On October 4, 2013 at 12:59 pm, PJ said:
“Multiple 10 sided gaming dice. ”
You can always use regular dice, then convert the base 6 numbers into base 10 (or any other base you need) using a spreadsheet or a calculator. Don’t forget to subtract 1 first since dice go from 1 through 6 rather than 0 through 5. The math function you want is called “modulus” which is nothing but the remainder after a division.
There are base conversion utilities on the internet but I would NOT use any such thing for an important password or other secure use since your access to them may be monitored. But they are OK to use just to see how base conversion works.
On October 4, 2013 at 2:09 pm, Mark Matis said:
Please note my comment on Dan Morgan’s post about using a computer that is connected to the Internet and running Microsoft, Apple, Google, or Facebook software to generate your OTPs.
On October 4, 2013 at 8:56 pm, Joseph P. Martino said:
My son’s PhD dissertation was on a scheme for generating random numbers by counting photons that strike a 2-dimensional grid. That will generate truly random numbers. I don’t know if his method has ever been implemented, though.
Back in the 1960s I was assigned to an R&D outfit. One of our officers was going after a PhD. His dissertation was on simulating neutron paths through nuclear reactor shielding. He was doing the simulations on a VAX, generating huge numbers of “random numbers.” He finally realized he wasn’t doing many different “events,” because the computer was producing only pseudorandom numbers, so he was getting the same sequence of events over and over.
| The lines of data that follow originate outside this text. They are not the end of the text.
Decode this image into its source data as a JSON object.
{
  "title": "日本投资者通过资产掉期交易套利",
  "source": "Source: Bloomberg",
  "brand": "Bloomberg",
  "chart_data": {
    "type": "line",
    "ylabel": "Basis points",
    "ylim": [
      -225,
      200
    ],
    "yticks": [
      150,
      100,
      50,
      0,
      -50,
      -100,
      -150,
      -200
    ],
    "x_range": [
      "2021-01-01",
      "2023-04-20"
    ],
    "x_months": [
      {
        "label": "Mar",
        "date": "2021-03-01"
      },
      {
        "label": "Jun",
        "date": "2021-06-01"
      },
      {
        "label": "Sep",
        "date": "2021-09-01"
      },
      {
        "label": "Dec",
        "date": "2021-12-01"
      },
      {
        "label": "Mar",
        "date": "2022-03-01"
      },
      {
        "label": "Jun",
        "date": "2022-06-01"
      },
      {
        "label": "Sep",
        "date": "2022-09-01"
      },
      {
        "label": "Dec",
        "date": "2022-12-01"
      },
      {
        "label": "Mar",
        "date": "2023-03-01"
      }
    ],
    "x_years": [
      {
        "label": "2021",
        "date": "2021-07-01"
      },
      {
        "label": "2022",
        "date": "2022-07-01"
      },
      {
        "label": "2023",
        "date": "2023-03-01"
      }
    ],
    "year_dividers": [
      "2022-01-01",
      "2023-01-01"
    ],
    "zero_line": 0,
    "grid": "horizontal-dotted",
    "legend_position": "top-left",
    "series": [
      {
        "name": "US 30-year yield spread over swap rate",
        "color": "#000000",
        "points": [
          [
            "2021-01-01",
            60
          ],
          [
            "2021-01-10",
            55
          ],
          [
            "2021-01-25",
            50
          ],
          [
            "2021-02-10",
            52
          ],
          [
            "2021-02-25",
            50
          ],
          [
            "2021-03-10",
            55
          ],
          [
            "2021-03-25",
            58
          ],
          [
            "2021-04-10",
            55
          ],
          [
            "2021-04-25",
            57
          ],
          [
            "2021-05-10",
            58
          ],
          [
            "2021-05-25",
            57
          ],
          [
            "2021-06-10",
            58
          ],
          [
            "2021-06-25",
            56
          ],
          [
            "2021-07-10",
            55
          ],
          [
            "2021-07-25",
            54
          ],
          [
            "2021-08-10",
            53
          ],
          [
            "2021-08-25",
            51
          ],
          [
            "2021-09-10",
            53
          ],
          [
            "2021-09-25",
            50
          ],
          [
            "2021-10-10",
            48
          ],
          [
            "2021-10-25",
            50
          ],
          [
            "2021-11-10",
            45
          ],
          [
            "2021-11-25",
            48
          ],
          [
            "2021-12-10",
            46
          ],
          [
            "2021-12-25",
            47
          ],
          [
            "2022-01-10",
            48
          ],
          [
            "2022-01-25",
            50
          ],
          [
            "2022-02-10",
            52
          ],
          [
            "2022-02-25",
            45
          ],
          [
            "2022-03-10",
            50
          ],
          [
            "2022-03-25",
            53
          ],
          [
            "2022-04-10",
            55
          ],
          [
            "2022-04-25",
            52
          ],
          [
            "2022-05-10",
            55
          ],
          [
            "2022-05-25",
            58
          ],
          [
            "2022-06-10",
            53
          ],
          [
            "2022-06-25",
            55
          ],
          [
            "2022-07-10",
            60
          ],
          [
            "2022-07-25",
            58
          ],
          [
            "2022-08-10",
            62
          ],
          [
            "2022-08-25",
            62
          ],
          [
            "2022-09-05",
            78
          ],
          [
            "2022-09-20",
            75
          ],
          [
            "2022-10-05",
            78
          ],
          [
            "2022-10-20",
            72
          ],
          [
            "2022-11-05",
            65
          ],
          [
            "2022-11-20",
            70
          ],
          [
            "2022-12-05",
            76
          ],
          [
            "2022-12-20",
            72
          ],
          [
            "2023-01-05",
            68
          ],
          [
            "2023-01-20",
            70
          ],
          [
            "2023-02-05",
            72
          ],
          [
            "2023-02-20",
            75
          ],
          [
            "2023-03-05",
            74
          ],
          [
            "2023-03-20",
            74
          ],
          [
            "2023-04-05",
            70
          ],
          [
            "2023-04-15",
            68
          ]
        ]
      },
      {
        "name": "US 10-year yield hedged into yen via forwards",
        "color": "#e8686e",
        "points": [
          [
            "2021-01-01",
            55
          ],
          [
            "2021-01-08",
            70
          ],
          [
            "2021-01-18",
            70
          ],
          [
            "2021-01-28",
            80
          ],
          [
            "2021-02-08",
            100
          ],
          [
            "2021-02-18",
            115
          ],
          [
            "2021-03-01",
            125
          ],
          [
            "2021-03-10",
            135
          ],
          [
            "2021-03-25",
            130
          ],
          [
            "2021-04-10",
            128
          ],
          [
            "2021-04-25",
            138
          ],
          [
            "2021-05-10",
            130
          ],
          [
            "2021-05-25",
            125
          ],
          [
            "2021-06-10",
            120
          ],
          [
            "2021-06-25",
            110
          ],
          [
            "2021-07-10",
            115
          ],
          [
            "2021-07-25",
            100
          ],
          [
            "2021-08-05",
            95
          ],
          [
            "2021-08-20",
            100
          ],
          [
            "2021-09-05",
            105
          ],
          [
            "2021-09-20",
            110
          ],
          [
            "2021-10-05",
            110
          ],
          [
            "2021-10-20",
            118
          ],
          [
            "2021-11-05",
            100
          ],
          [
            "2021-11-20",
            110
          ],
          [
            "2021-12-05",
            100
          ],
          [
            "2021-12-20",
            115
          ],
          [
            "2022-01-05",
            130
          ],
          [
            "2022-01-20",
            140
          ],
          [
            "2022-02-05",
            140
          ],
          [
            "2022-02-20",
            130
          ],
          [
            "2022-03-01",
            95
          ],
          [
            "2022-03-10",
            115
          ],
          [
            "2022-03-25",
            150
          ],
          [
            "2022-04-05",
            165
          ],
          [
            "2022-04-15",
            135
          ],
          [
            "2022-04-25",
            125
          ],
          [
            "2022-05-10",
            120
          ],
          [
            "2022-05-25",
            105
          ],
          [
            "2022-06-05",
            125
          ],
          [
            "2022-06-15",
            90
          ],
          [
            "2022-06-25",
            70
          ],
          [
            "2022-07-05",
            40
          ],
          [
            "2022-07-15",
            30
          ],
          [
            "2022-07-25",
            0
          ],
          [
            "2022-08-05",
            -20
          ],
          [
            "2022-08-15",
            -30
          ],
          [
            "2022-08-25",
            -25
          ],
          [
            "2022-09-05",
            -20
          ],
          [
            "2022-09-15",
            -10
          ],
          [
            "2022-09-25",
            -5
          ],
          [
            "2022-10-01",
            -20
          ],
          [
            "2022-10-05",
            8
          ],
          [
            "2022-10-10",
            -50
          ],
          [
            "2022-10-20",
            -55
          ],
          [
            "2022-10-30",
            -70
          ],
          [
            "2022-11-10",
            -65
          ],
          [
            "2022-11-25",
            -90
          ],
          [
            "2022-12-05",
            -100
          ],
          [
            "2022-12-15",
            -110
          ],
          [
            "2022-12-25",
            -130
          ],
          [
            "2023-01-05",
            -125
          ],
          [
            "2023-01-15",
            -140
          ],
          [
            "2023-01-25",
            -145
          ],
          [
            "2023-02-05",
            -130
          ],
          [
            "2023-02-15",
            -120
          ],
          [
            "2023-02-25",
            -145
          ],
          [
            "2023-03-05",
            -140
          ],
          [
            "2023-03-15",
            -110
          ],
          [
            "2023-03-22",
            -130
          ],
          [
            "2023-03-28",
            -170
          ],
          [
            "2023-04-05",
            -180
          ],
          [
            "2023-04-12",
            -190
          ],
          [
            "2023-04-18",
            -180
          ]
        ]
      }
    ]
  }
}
He wrote to his adviser about the problem and went on leave. He came back to find his desk covered with notes to call various people. It turned out that just about everyone in the nuclear business was doing the same thing he was, without realizing that because their simulations required so many numbers, their pseudorandom sequences were repeating over and over. I don’t know what he eventually did, but I recognized the problem. I’ve been aware of it ever since.
On October 4, 2013 at 9:39 pm, Herschel Smith said:
Joseph. Random number stride. Solution? Variance reduction. It’s a very long, long story.
On October 5, 2013 at 6:34 pm, Neal Evans said:
True randomness come from physics. Radio noise. Radioactive decay. Plenty of truly random sources. Someone needs to put it on an arduino with a USB interface. :)
On December 24, 2013 at 11:08 am, random said:
please be aware that using the MODULUS operation to convert random numbers to another base is wrong as it leads to statistical bias.
The simple but inelegant solution is to throw away the samples that are too large.
E.g. if convert dice throws from base-6 (0…5) to base-5 (0…4), you will encouter that there are about 16% more “0” samples than the others because 5 mod 5 = 0. However, if you merely throw away the bad samples, you’ll get a flat distribution. Assuming your dice isn’t weighted of course.